Marcel Winatschek

Sad and Bored Is the Last Thing She Is

Megan Bülow was eleven years old and already busking on London streets—this before the family moved again, as they always did. Eight years in Germany (Berlin, Hamburg, and several cities in between), six in England, two in Texas, two in Holland, then Toronto as a base. That kind of itinerant childhood does something to a person. Either you end up unmoored, or you learn to carry yourself rather than a place, and Bülow seems very clearly to have learned the latter.

Not A Love Song broke in the fall of 2017 while she was still in high school, the track landing online and spreading fast—the kind of thing that happens when a song is sharp enough and its creator is young enough to feel like a genuine discovery. She hadn’t finished school yet. She’d already outlasted most of her peers in a genre that eats newcomers before they’ve had time to figure out what they’re actually saying.
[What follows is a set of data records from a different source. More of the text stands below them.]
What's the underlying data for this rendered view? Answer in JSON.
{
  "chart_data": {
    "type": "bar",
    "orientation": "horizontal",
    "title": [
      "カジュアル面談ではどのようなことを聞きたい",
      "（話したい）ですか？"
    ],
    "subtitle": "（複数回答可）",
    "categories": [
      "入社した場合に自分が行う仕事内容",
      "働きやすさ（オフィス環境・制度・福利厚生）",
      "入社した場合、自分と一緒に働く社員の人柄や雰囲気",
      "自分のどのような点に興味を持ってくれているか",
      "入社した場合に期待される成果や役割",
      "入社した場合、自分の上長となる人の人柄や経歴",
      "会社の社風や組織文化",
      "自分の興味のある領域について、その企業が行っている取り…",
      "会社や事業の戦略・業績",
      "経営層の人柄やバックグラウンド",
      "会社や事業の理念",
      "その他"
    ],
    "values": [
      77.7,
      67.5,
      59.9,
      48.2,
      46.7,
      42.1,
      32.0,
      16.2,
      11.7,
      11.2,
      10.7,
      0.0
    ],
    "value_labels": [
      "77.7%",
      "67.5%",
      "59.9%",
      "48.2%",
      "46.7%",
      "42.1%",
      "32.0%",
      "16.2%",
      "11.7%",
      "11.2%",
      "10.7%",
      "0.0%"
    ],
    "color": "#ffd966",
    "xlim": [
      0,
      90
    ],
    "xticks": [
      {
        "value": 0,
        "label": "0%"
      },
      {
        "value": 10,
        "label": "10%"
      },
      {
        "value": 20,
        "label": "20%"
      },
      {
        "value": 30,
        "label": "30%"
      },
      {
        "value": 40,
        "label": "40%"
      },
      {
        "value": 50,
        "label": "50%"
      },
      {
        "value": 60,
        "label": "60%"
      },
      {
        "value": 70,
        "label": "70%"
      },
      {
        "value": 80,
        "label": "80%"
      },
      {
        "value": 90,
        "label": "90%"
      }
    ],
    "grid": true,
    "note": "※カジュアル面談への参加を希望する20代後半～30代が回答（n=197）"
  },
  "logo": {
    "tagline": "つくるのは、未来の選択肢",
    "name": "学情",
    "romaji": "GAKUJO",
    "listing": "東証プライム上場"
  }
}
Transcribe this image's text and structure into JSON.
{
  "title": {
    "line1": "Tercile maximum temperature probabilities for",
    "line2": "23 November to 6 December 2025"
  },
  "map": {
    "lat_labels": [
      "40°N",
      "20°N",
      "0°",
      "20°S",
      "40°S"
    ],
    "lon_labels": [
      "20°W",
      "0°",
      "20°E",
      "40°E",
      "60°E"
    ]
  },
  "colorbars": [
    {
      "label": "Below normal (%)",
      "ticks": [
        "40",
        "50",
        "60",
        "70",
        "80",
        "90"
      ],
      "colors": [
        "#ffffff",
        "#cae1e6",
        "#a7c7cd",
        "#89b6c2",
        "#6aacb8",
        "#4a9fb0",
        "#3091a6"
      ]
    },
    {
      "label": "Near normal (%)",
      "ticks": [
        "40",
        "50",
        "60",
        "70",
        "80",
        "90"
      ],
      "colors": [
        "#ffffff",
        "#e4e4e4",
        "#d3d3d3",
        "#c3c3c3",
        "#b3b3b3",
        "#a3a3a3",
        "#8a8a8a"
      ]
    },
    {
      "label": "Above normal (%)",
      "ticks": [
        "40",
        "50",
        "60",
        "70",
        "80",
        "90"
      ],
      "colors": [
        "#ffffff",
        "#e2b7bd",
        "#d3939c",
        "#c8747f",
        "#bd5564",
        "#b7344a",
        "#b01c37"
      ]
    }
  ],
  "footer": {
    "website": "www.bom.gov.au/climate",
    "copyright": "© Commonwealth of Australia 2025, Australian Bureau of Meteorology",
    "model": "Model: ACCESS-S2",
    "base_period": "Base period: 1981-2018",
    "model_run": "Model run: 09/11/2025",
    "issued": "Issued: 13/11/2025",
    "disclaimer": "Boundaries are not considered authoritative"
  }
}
What she’s saying, at her best, is something specific and unforgiving. You & Jennifer is a breakup song structured as an indictment—not really of the ex but of the replacement, rendered with the kind of lightly worn cruelty only pop hooks get away with. Sad and Bored does something trickier: it’s ironic without being winking, the title describing a state she clearly never inhabits, featuring DUCKWRTH in a verse that understands exactly what the song is doing. Sweet Little Lies is the most interesting of the three—the song is bright but has dark undertones, she said. I wanted to show the contrast of the mind. Imagination is so incredibly powerful—it can give you the best feelings, but quickly become your worst enemy. That’s not a bad thesis for the whole catalog.

Her reference points sit somewhere in the vicinity of Sigrid, Zara Larsson, early Dua Lipa—pop that learned to be emotional without being melodramatic, confessional without losing its spine. The nomadic childhood that made everything harder also gave her more to write about than most people twice her age.